Most of us were fixated on the running of the presidential horse race. (The big money was on Obama.) But coming up on the far left (California) was a ballot initiative with huge future implications for the U.S. livestock industry.
Proposition 2 passed by a three to one margin. “Prop 2” requires that all farm animals, “for all or the majority of any day,” not be confined or tethered in a manner that prevents an animal from lying down, standing up, turning around or extending its limbs without touching another animal or an enclosure such as a cage or stall.
It specifically addresses modern cage and cage-free housing for hens and stalls for sows and veal calves. Effective January 1, 2015, it carries criminal penalties for violations, including fines and jail terms.
Sure, that’s just in California. But four other states already have such regulations. New Jersey agriculture has been fighting off efforts by animal rights and welfare groups such as Farm Sanctuary and Humane Society of the United States for years. These same advocacy groups are hard at work building constituency groups in Pennsylvania and New York to name just a few states.
This win will ‘fire their bellies’
As HSUS President Wayne Pacelle prophesied as the votes were being tallied, “Life is going to get better for millions of farm animals.”

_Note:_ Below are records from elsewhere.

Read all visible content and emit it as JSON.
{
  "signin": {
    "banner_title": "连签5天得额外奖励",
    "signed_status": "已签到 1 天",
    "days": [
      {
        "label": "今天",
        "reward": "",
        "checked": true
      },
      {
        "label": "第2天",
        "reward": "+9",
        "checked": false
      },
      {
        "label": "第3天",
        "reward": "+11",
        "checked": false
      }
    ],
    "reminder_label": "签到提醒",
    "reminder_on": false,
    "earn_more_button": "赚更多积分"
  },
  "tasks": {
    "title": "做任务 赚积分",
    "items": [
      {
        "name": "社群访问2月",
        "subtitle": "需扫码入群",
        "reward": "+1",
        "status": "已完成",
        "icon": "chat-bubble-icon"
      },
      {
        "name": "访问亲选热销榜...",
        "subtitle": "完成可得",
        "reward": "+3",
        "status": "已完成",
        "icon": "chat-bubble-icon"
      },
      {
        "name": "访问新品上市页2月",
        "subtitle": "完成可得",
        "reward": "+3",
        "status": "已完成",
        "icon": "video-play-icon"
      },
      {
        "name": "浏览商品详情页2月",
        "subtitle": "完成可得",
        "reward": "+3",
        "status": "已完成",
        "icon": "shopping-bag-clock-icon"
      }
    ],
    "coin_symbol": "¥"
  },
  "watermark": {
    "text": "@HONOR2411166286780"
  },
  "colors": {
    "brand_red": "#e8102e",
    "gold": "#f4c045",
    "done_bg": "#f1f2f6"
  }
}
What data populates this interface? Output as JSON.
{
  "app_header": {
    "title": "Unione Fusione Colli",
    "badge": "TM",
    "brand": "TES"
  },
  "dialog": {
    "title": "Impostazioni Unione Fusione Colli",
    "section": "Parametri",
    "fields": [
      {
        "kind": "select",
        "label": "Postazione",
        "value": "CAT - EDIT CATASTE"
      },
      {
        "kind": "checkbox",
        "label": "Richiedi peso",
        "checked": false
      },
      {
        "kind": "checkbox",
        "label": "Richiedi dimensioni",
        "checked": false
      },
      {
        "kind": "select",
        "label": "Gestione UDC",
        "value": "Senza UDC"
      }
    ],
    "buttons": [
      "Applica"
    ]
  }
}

Please read Harold Harpster’s Stock Notes column in December’s American Agriculturist. He cites information from the recent Pew Commission report on “Industrial Farm Animal Production. That information will be leveraged to the hilt against animal agriculture. This issue could close the doors on most confined animal facilities – if you’re content to “wish it would go away.” It won’t! It’s going to intensify.
Unless housing systems change dramatically, we’ll likely be importing most of our chicken, pork and veal from places like Mexico and China by 2020 – only 12 years from now. Then consumers will have far more to complain about than sky-high prices. But that’s okay, according to the “Free Henny, Babe and Gordy” advocates. They don’t want you to eat meat anyway.